Kinsearching August 28, 2005

RELEASE DATE: AUGUST 28, 2005



KINSEARCHING

by

Marleta Childs
P. O. Box 6825
LUBBOCK, TX 79493-6825
[email protected]
 


 

     A well-done family history that rolled off the press recently is CONRAD PITSCHMANN AND HIS DESCENDANTS CA. 1796 - 2004 FROM GERMANY TO TEXAS by Christine Knox Wood. This work is the only known book written about the PITSCHMANN family.

     Conrad PITSCHMANN was born about 1796 in what is now Thurlingia, Germany. About 1818 he married Marie Elizabeth FELLMAN, who died in 1843 in Prussia, Germany. Prior to 1 September 1847, Conrad PITSCHMANN and five or possibly six children immigrated from Germany to Texas. After landing in Galveston, the family settled in Harris County where Conrad's children married.

     Anna Catherine PITSCHMANN, born about 1820, married Martin M. EICHOLTZ/EICHOLT in 1860.

     Eva Magdalena PITSCHMANN, born in 1824 and died in 1882, married Johann Michael BURKHARDT as his third wife in 1849. They became the parents of two daughters and a son.

     Christina Elizabeth PITSCHMANN, born about 1829, married William RICHEY/RITCHIE in 1850.

     George Frederick Gottlieb PITSCHMANN, born in 1831 and died in 1916, married Friedericke Dorothea Henrietta HEINE in 1854. They moved to Hill County, TX, and had six daughters and two sons.

     Charles PITSCHMANN, born about 1832 and died before August, 1859, married Louisa GRABER in 1857 and they had two sons. After Charles died, his widow married William Theodore BURKHARDT, the stepson of Charles's sister Eva Magdalena.

     Family tradition says Conrad had a sixth child--another son who went "north" and was never heard from again. If this is true, perhaps the son was Carl PITSCHMANN, born about 1830 in Germany.

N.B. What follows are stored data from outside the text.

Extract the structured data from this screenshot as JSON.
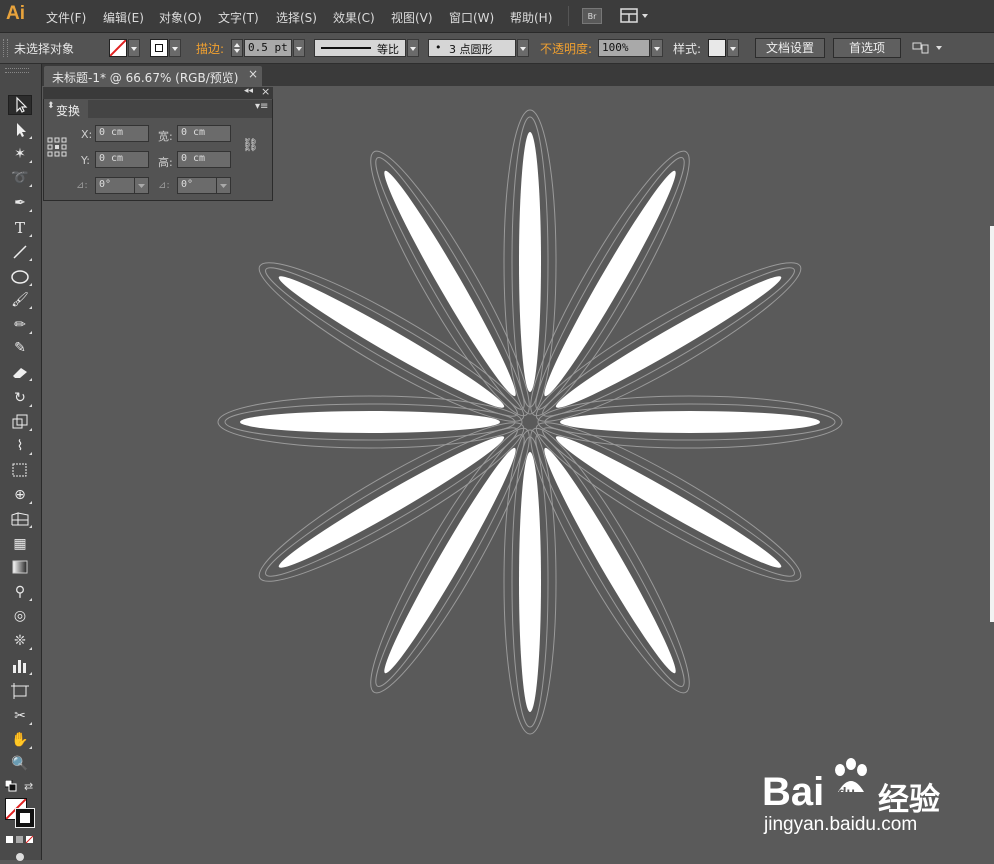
{
  "app": {
    "logo": "Ai"
  },
  "menu": {
    "items": [
      "文件(F)",
      "编辑(E)",
      "对象(O)",
      "文字(T)",
      "选择(S)",
      "效果(C)",
      "视图(V)",
      "窗口(W)",
      "帮助(H)"
    ],
    "bridge_label": "Br"
  },
  "control": {
    "selection_status": "未选择对象",
    "stroke_label": "描边:",
    "stroke_weight": "0.5 pt",
    "stroke_profile": "等比",
    "brush": "3 点圆形",
    "brush_dot": "•",
    "opacity_label": "不透明度:",
    "opacity_value": "100%",
    "style_label": "样式:",
    "doc_setup": "文档设置",
    "preferences": "首选项"
  },
  "document": {
    "tab_title": "未标题-1* @ 66.67% (RGB/预览)",
    "tab_close": "×"
  },
  "transform_panel": {
    "title": "变换",
    "x_label": "X:",
    "x_value": "0 cm",
    "y_label": "Y:",
    "y_value": "0 cm",
    "w_label": "宽:",
    "w_value": "0 cm",
    "h_label": "高:",
    "h_value": "0 cm",
    "rotate_value": "0°",
    "shear_value": "0°"
  },
  "tools": [
    "selection",
    "direct-selection",
    "magic-wand",
    "lasso",
    "pen",
    "type",
    "line-segment",
    "ellipse",
    "paintbrush",
    "pencil",
    "blob-brush",
    "eraser",
    "rotate",
    "scale",
    "width",
    "free-transform",
    "shape-builder",
    "perspective-grid",
    "mesh",
    "gradient",
    "eyedropper",
    "blend",
    "symbol-sprayer",
    "column-graph",
    "artboard",
    "slice",
    "hand",
    "zoom"
  ],
  "artwork": {
    "petal_count": 12,
    "petal_color": "#ffffff",
    "outline_color": "#9a9a9a"
  },
  "watermark": {
    "brand": "Bai",
    "paw": "du",
    "suffix": "经验",
    "url": "jingyan.baidu.com"
  },
  "colors": {
    "canvas": "#5a5a5a",
    "accent": "#e8a33c",
    "link": "#f0a030"
  }
}
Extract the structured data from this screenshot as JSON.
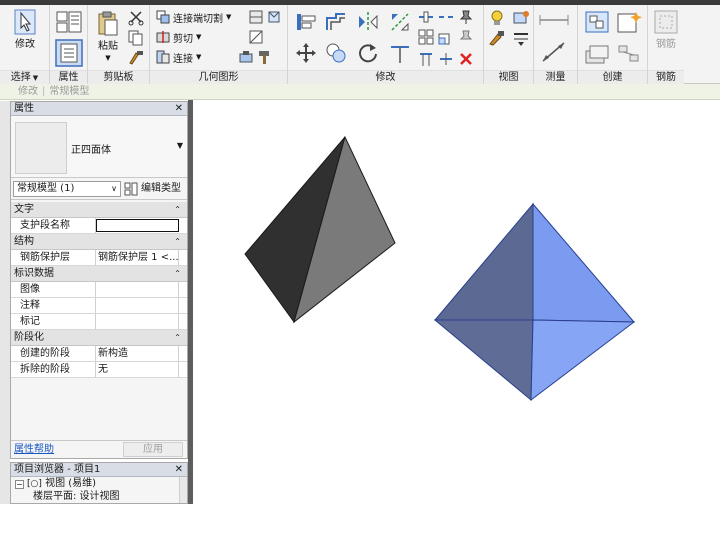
{
  "ribbon": {
    "panels": [
      {
        "id": "select",
        "title": "选择",
        "has_dropdown": true
      },
      {
        "id": "properties",
        "title": "属性"
      },
      {
        "id": "clipboard",
        "title": "剪贴板"
      },
      {
        "id": "geometry",
        "title": "几何图形"
      },
      {
        "id": "modify",
        "title": "修改"
      },
      {
        "id": "view",
        "title": "视图"
      },
      {
        "id": "measure",
        "title": "测量"
      },
      {
        "id": "create",
        "title": "创建"
      },
      {
        "id": "rebar",
        "title": "钢筋"
      }
    ],
    "modify_button": "修改",
    "paste_button": "粘贴",
    "join_cut": "连接端切割",
    "cut": "剪切",
    "join": "连接",
    "rebar_button": "钢筋"
  },
  "options_bar": {
    "mode": "修改",
    "context": "常规模型"
  },
  "properties": {
    "title": "属性",
    "type_name": "正四面体",
    "instance_filter": "常规模型 (1)",
    "edit_type": "编辑类型",
    "groups": [
      {
        "name": "文字",
        "rows": [
          {
            "key": "支护段名称",
            "value": "",
            "editing": true
          }
        ]
      },
      {
        "name": "结构",
        "rows": [
          {
            "key": "钢筋保护层",
            "value": "钢筋保护层 1 <..."
          }
        ]
      },
      {
        "name": "标识数据",
        "rows": [
          {
            "key": "图像",
            "value": ""
          },
          {
            "key": "注释",
            "value": ""
          },
          {
            "key": "标记",
            "value": ""
          }
        ]
      },
      {
        "name": "阶段化",
        "rows": [
          {
            "key": "创建的阶段",
            "value": "新构造"
          },
          {
            "key": "拆除的阶段",
            "value": "无"
          }
        ]
      }
    ],
    "help_link": "属性帮助",
    "apply": "应用"
  },
  "project_browser": {
    "title": "项目浏览器 - 项目1",
    "items": [
      "视图 (易维)",
      "楼层平面: 设计视图"
    ]
  },
  "colors": {
    "selected_fill": "#7b9bf0",
    "selected_edge": "#2b3f8f",
    "dark_face": "#303030",
    "grey_face": "#7a7a7a"
  }
}
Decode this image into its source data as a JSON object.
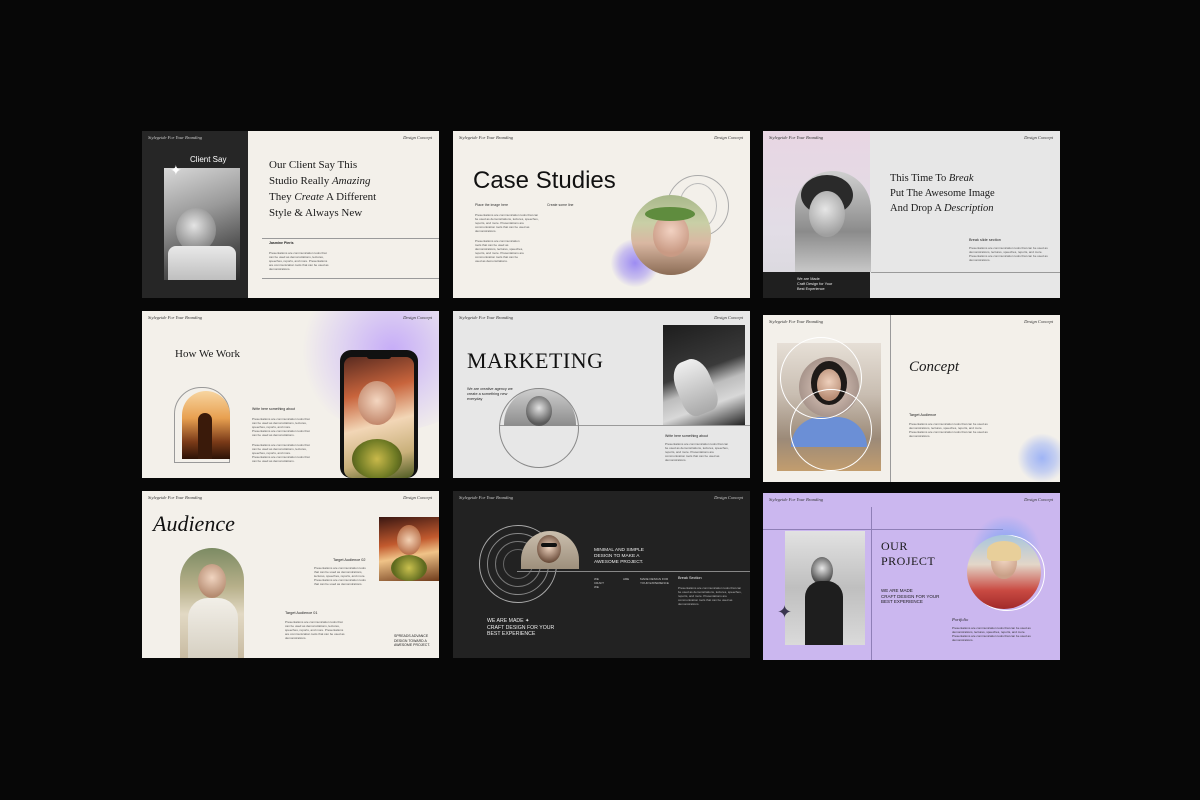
{
  "header": "Stylegeide For Your Branding",
  "concept_tag": "Design Concept",
  "lorem": "Presentations are communication tools that can be used as demonstrations, lectures, speeches, reports, and more. Presentations are communication tools that can be used as demonstrations.",
  "slide1": {
    "photo_label": "Client Say",
    "heading_l1": "Our Client Say This",
    "heading_l2a": "Studio Really ",
    "heading_l2b": "Amazing",
    "heading_l3a": "They ",
    "heading_l3b": "Create",
    "heading_l3c": " A Different",
    "heading_l4": "Style & Always New",
    "sub": "Jasmine Pieris"
  },
  "slide2": {
    "title": "Case Studies",
    "label_a": "Place the image here",
    "label_b": "Create some line"
  },
  "slide3": {
    "heading_l1a": "This Time To ",
    "heading_l1b": "Break",
    "heading_l2": "Put The Awesome Image",
    "heading_l3a": "And Drop A ",
    "heading_l3b": "Description",
    "sub": "Break slide section",
    "caption_l1": "We are Made",
    "caption_l2": "Craft Design for Your",
    "caption_l3": "Best Experience"
  },
  "slide4": {
    "title": "How We Work",
    "sub": "Write here something about"
  },
  "slide5": {
    "title": "MARKETING",
    "side_text": "We are creative agency we create a something new everyday",
    "sub": "Write here something about"
  },
  "slide6": {
    "title": "Concept",
    "sub": "Target Audience"
  },
  "slide7": {
    "title": "Audience",
    "target2": "Target Audience 02",
    "target1": "Target Audience 01",
    "caption_l1": "SPREADS ADVANCE",
    "caption_l2": "DESIGN TOWARD A",
    "caption_l3": "AWESOME PROJECT."
  },
  "slide8": {
    "top_l1": "MINIMAL AND SIMPLE",
    "top_l2": "DESIGN TO MAKE A",
    "top_l3": "AWESOME PROJECT.",
    "col_a": "WE CRAFT WE",
    "col_b": "ARE",
    "col_c": "MADE DESIGN FOR YOUR EXPERIENCE",
    "sub": "Break Section",
    "bottom_l1": "WE ARE MADE",
    "bottom_l2": "CRAFT DESIGN FOR YOUR",
    "bottom_l3": "BEST EXPERIENCE"
  },
  "slide9": {
    "title_l1": "OUR",
    "title_l2": "PROJECT",
    "sub_l1": "WE ARE MADE",
    "sub_l2": "CRAFT DESIGN FOR YOUR",
    "sub_l3": "BEST EXPERIENCE",
    "portfolio": "Portfolio"
  },
  "colors": {
    "background": "#070707",
    "cream": "#f3f0ea",
    "dark": "#222222",
    "lavender": "#c9b6ee",
    "gray": "#e6e6e6"
  }
}
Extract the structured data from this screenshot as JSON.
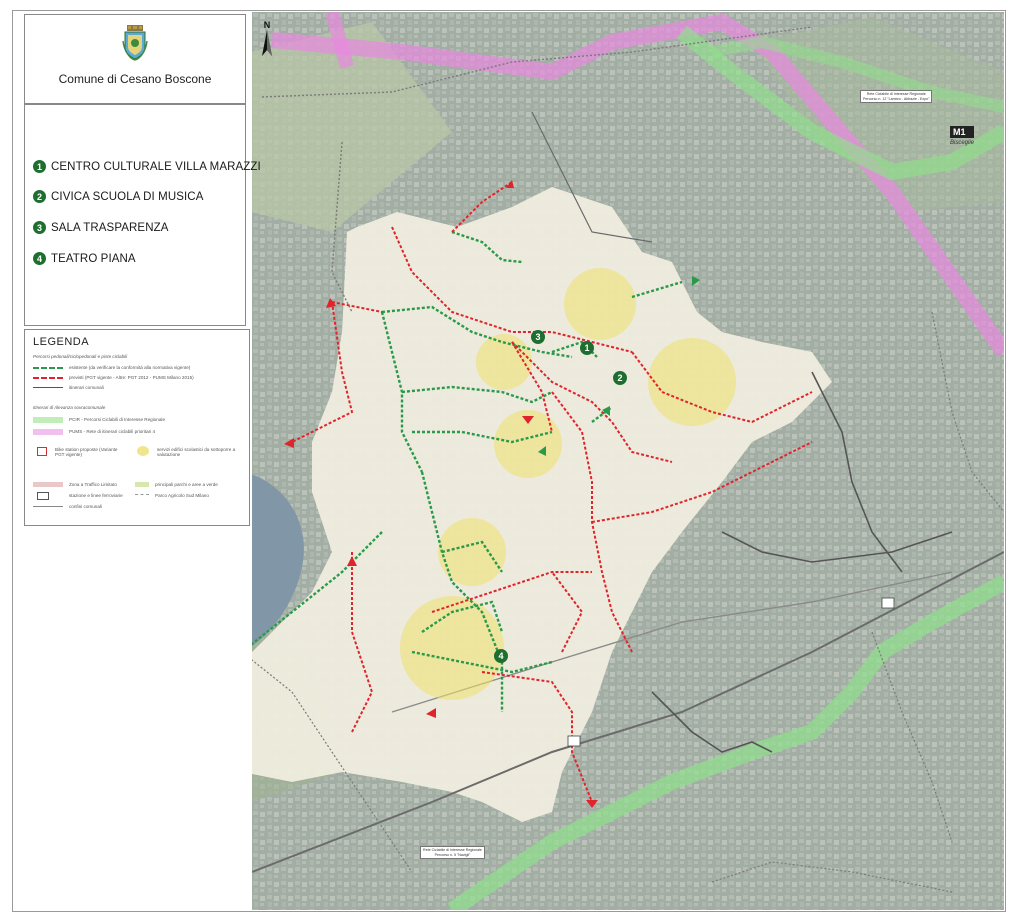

     Many of Conrad's descendants, such as those who married into the HEYNE family, continued to live and still reside in and around Harris County. Others, of course, scattered elsewhere through the years. Conrad's SCHULTZ descendants, for example, became inhabitants of Waller County while BOESCH descendants became residents of such West Texas counties as Dawson, Lubbock, and Yoakum as well as the state of California. At the end of her book, Wood includes an "excursus" on the BOESCH family.

     Documented the way a family history should be, Wood's 374-page volume with end notes is chocked full of a wide variety of information and sources. For instance, she includes a brief historical background on nineteenth Germany; maps of Germany and Texas; numerous photographs of people and houses; drawings by family members; data from censuses, city directories, and tombstone inscriptions; reproductions of marriage certificates, business and military records, and funeral notices; and verbatim transcriptions of family letters, court records, wills, death and land certificates, and articles from various newspapers about family businesses, honors received, advertisements, weddings, and obituaries.

     CONRAD PITSCHMANN AND HIS DESCENDANTS CA. 1796 - 2004 FROM GERMANY TO TEXAS is a worthy addition to any genealogical library shelf. Priced at $34.90 postpaid plus $2.48 sales tax for Texas residents, copies may be ordered from Christine Knox Wood, 2410 47th Street, Lubbock, TX 79412.


     This interesting death notice (names put in ALL-CAPS or capitalized for emphasis) about a Pony Express rider appeared in the August 23, 1929 issue of the newspaper, The Merkel Mail, published in Merkel, TX:

     "Sacramento, Cal. - Thomas J. REYNOLDS, 81, believed to be the last surviving Pony Express rider, is dead. Reynolds helped carry the news of the election of Abraham Lincoln to the Pacific Coast. Sixty-nine years ago his route was between Benica and Knights Landing, Cal...." At the time, the short article points out, the two frontier towns were thriving communities.